Once my cousin made me watch a cow for hours.
If we eat meat, he said, we’ll be that sluggish, dull.
I ate no meat for years; it was too late for reason.
My best friend loved a cow; she named it Gracie.
The truck came, lured it to slaughter. She called and called.
The cow would not turn back. She made of this her song.
Once, we named her goat after a boy
who shared its earnestness, the shape of its face.
From time to time we say we should have married
this goat-faced boy, married for kindness.
We were girls with raven hair and secrets we gutted
with kitchen tools.
Peach faced, and open as a lake,
we liked to trail the fenceline with no shoes,
laughter so young, it cut through ruin,
though I never knew my point, a girl starstruck on grackles,
too soon tutored in the hex of bounty taken back. I rammed
my girlmind underneath black wings flecked in bronze.

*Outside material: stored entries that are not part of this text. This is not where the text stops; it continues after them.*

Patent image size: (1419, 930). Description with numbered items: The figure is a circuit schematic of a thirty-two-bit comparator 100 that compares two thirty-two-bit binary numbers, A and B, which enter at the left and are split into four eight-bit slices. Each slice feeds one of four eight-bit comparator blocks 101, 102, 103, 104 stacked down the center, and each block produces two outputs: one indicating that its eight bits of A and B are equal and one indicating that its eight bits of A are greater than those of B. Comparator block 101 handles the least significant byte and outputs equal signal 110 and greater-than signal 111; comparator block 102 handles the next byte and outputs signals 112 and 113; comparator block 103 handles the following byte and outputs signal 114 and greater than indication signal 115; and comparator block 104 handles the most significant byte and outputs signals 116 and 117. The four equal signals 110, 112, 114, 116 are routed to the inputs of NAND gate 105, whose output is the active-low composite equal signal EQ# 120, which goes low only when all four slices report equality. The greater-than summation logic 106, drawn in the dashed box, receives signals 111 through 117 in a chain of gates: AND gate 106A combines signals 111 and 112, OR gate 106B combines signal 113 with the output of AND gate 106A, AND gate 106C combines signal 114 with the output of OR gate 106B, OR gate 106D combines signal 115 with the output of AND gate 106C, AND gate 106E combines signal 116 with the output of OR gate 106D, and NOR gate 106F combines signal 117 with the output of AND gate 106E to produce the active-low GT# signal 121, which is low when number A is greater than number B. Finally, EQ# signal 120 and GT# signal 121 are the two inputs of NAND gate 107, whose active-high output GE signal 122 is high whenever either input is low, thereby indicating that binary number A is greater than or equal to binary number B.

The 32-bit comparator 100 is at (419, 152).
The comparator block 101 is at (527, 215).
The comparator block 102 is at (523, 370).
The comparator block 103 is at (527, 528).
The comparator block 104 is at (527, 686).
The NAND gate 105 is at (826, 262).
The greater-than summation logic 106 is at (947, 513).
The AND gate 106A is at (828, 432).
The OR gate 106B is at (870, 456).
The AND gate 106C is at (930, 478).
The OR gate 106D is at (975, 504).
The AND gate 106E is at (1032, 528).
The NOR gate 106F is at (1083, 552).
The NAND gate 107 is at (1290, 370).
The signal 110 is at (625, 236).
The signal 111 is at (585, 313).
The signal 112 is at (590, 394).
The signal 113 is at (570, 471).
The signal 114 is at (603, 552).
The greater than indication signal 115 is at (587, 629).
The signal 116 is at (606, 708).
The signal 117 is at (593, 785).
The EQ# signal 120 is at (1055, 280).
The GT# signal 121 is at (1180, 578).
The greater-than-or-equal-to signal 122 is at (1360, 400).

Girls like hummingbirds I shunned, myself a squat chickadee.
Those like sparrows, with their subtle shifts of distinction,
drew me in. Hawks I kept my distance from.
Devotion I learned from those who made demands,
girls who bathed in milk and danger,
edged their desire up against my throat.
The repulsion I felt for the neighbor boy still lives.
I see the spongy yellowed teeth, that odd toe so plump
for a delicate child. He liked to beat the trees with belts.
I followed, until my mother said no more.
At a hayride we kids passed a flask of booze.
I covered up with a boy I half knew, would not lock eyes with,
but he was smooth moon and the rough mark of hay.
Young mouths are stitched, or they bellow like a river.
The past, a cow barreling for desire, goats bearing their own scent.
Looking back, I love.
Now we scrub ourselves, cover one smell with another.
Failed children, we gather on a hilltop, answering the rain.